A striking observation from our study was the up to 20-fold increase in risk of repeating classes in children with symptoms of ADHD as a manifestation of poor academic performance. This phenomenon should increase index of suspicion for ADHD among health professionals. In a study of a class of 700 by Breslau et al. on impact of early behavior disturbances on academic achievement, students with attention problems were found to be inefficient learners which limited their ability to acquire basic skills necessary for higher education [11].
Unlike other studies, ADHD in our study was not associated with oppositional defiant disorder, anxiety, depression and conduct disorders in this study [17]. This may be attributed to the fact that our study was not powered to detect such an association if it indeed exists.
VAS would clearly not be recommended for ADHD screening in view of the low sensitivity found in this study as many with the condition would be missed out. However, the high specificity and high positive likelihood ratio argue a case for its use in already suspected diagnosis from say, history of poor school performance or injury and suggestive symptoms of ADHD. Testing positive in such patients would then suggest strong need for referral to a psychiatrist for further assessment. Utility of other behavioral scales such as Conner’s Questionnaires and Strength and Difficulties Questionnaire as alternatives to DSM IV need to be further investigated in subsequent studies.
Limitations
Among our initial intentions was to estimate prevalence of ADHD and other commonly associated behavioral conditions. We were however not successful in getting many reports back from school teachers despite reminders hence we could only determine ADHD associated symptoms without demonstrating effects on school performance and relationships with peers at school. Further, we used self- administered questionnaires rather than face-face interview that would have offered better opportunity for clarification on items that could be confusing to the respondent.

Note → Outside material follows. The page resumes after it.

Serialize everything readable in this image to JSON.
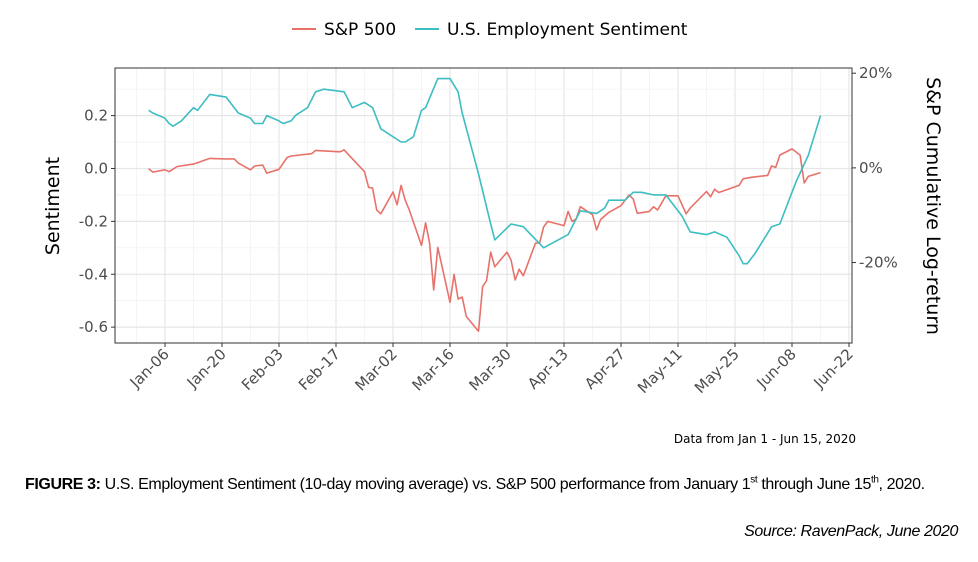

Our study was also powered to determine prevalence of ADHD symptoms but not co-morbid conditions which would call for a larger sample size. Also, as the study was conducted in a private health facility outpatient department with access limited to some members of the population, generalization should be confined to similar settings.
Conclusions
A relatively high prevalence of ADHD symptoms in paediatric accidents and emergency departments justifies introduction of a policy on routine screening of children. Positive history of injury, especially burns, and poor academic performance should prompt clinicians to test for ADHD. Although Vanderbilt assessment scale is not adequately sensitive for use as a screening tool, it demonstrated high specificity and being easier to use in a busy service, would be an alternative to DSM-IV in determining who among the symptomatic to refer for psychiatrist assessment and management.